There can be something new under the sun. A high level view and comparison of sales methodologies.

Let’s compare Five Opportunities to other sales methodologies and models, both past and present.  This research and comparisons are formed based on my own research and is not intended to include or exclude any one given product, solution or methodology.  The purpose of this report is to educate and inform on the Five Opportunities methodology and model.  It is a very high level overview and the use of a few pictures should provide a thousand words and are all property of Five Opportunities LLC.

Five Opportunities is all about the opportunities, identifying, generating and leveraging opportunities on a continual basis.  It addresses the process, the solution, the requirements, but most of all it is about the opportunities and continually sowing seeds.

As with everything, and with Five Opportunities, there is a timeline.  And on every timeline there is a today point.  If it is not happening today, then it must have been in the past, or is going to be in the future.  All decisions regarding opportunities are based on these three simple known statements. 

On every timeline lie customer or prospect opportunities along with associated timing to close.

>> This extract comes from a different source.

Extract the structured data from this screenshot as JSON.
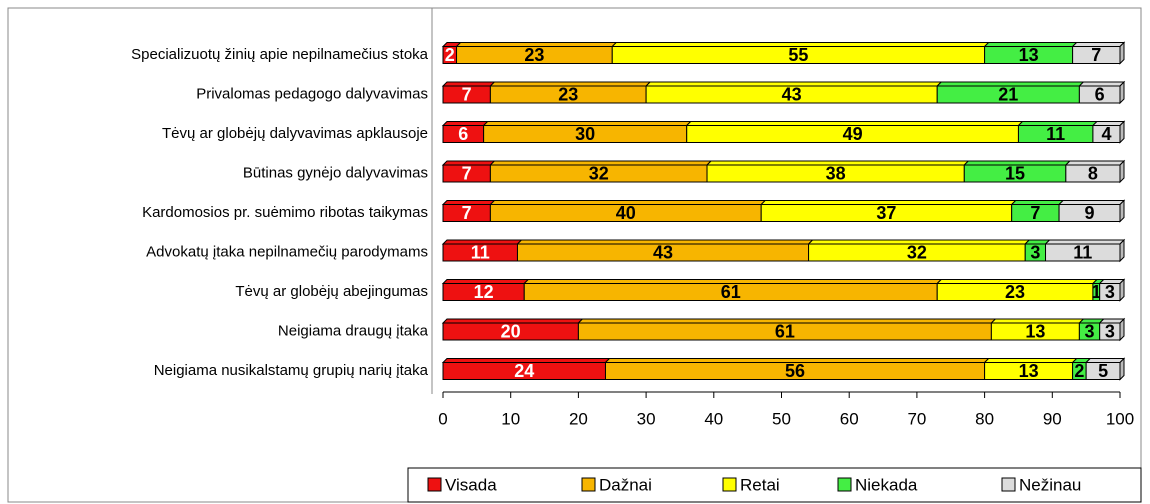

They can be easily classified as Immediate Need (>30 days), Short Term (1-3 months), Long Term (Up to 1-year or greater), and The Magic Wand and Identified, where timing depends on individual selling skills.

Each opportunity has a position on the timeline as shown in the timeline below.
 
 

Next let’s compare the three most common high level sales methodologies to Five Opportunities leveraging the timeline.

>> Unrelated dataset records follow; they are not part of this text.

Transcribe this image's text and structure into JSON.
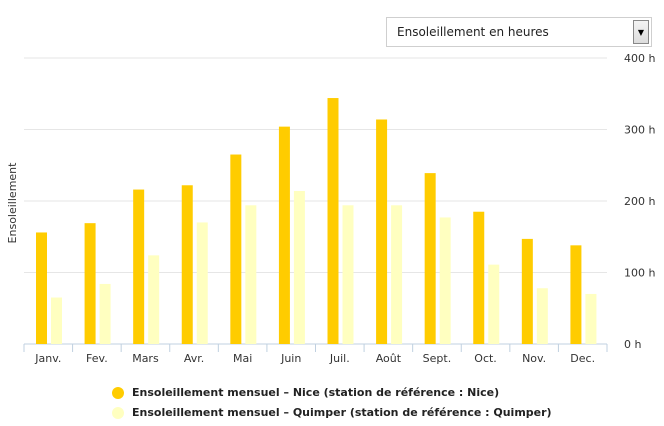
{
  "dropdown": {
    "selected": "Ensoleillement en heures",
    "arrow_icon": "triangle-down-icon"
  },
  "chart_data": {
    "type": "bar",
    "categories": [
      "Janv.",
      "Fev.",
      "Mars",
      "Avr.",
      "Mai",
      "Juin",
      "Juil.",
      "Août",
      "Sept.",
      "Oct.",
      "Nov.",
      "Dec."
    ],
    "series": [
      {
        "name": "Ensoleillement mensuel – Nice (station de référence : Nice)",
        "color": "#ffcc00",
        "values": [
          156,
          169,
          216,
          222,
          265,
          304,
          344,
          314,
          239,
          185,
          147,
          138
        ]
      },
      {
        "name": "Ensoleillement mensuel – Quimper (station de référence : Quimper)",
        "color": "#ffffc0",
        "values": [
          65,
          84,
          124,
          170,
          194,
          214,
          194,
          194,
          177,
          111,
          78,
          70
        ]
      }
    ],
    "ylabel": "Ensoleillement",
    "ylim": [
      0,
      400
    ],
    "yticks": [
      "0 h",
      "100 h",
      "200 h",
      "300 h",
      "400 h"
    ],
    "ytick_values": [
      0,
      100,
      200,
      300,
      400
    ],
    "y_axis_side": "right",
    "grid": true,
    "legend_position": "bottom"
  }
}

The first is Product Selling, which has been around for generations and is primarily a transaction based approach and ideal for Immediate Need and Short Term Opportunities.

Secondly is Solution Selling, which corresponds to, and addresses, Immediate Needs, Short Term and Long Term Opportunities and is a true process driven methodology. The majority of the current selling styles and processes stem from some form of solution or strategic selling.

The latest of the sales methodologies is Insight Selling.  The Challenger Salesman places much focus on Long Term Goals, The Magic Wand and Identified Opportunities.  Insight selling is requirements focused and sales process driven.  There is a lot of information available on what you need to do to be a Challenger but not a proven model to emulate it, until now.

That leaves us with Five Opportunities; an opportunity based selling methodology and model.  Five Opportunities encompasses all the opportunities and past and current selling methods, into a single, complete, easy to implement approach, including opportunities that fall past their due date.

This next chart provides a view of the methodologies from a timeline standpoint and where their strengths lie in relation to Five Opportunities. 

Let’s look at an example of some research from the CEB and Forrester for further comparison and clarification.  For the Challenger, 57% of the purchase decision has been made prior to the customer reaching out for pricing. This 57% falls under the Immediate Need and Short Term Goal opportunities.  The Challenger Salesman places focus on the Long Term, Magic Wand and identified Opportunities for success.  If you affect the sale prior to the decision, you then can own a lion share of the 57% and influence even more beyond that.



The Forester Enablement Focus states that 76% of the deals were awarded to those who engaged early.  These are Long Term, Magic Wand and Identified opportunities.  The other 24% were classified as bake-off-win deals, Immediate Need and Short Term opportunities. 

This final chart summarizes the different methodologies in a side-by-side comparison.  Prior to 1968, there seemed to be only one method for a man to jump over a high jump bar.  American athlete Dick Fosbury, whose gold medal in the 1968 Summer Olympics brought the “Fosbury Flop” to the world’s attention. It was the same bar, the same run towards the pit, but the approach was slightly different that made the world of difference.
 
  
So as time will continue to prove, there will always be something different under the sun.  People will run faster, computers will become more powerful, and the world will continue to shrink, so why shouldn’t there be something different under the sales, marketing and business development sun.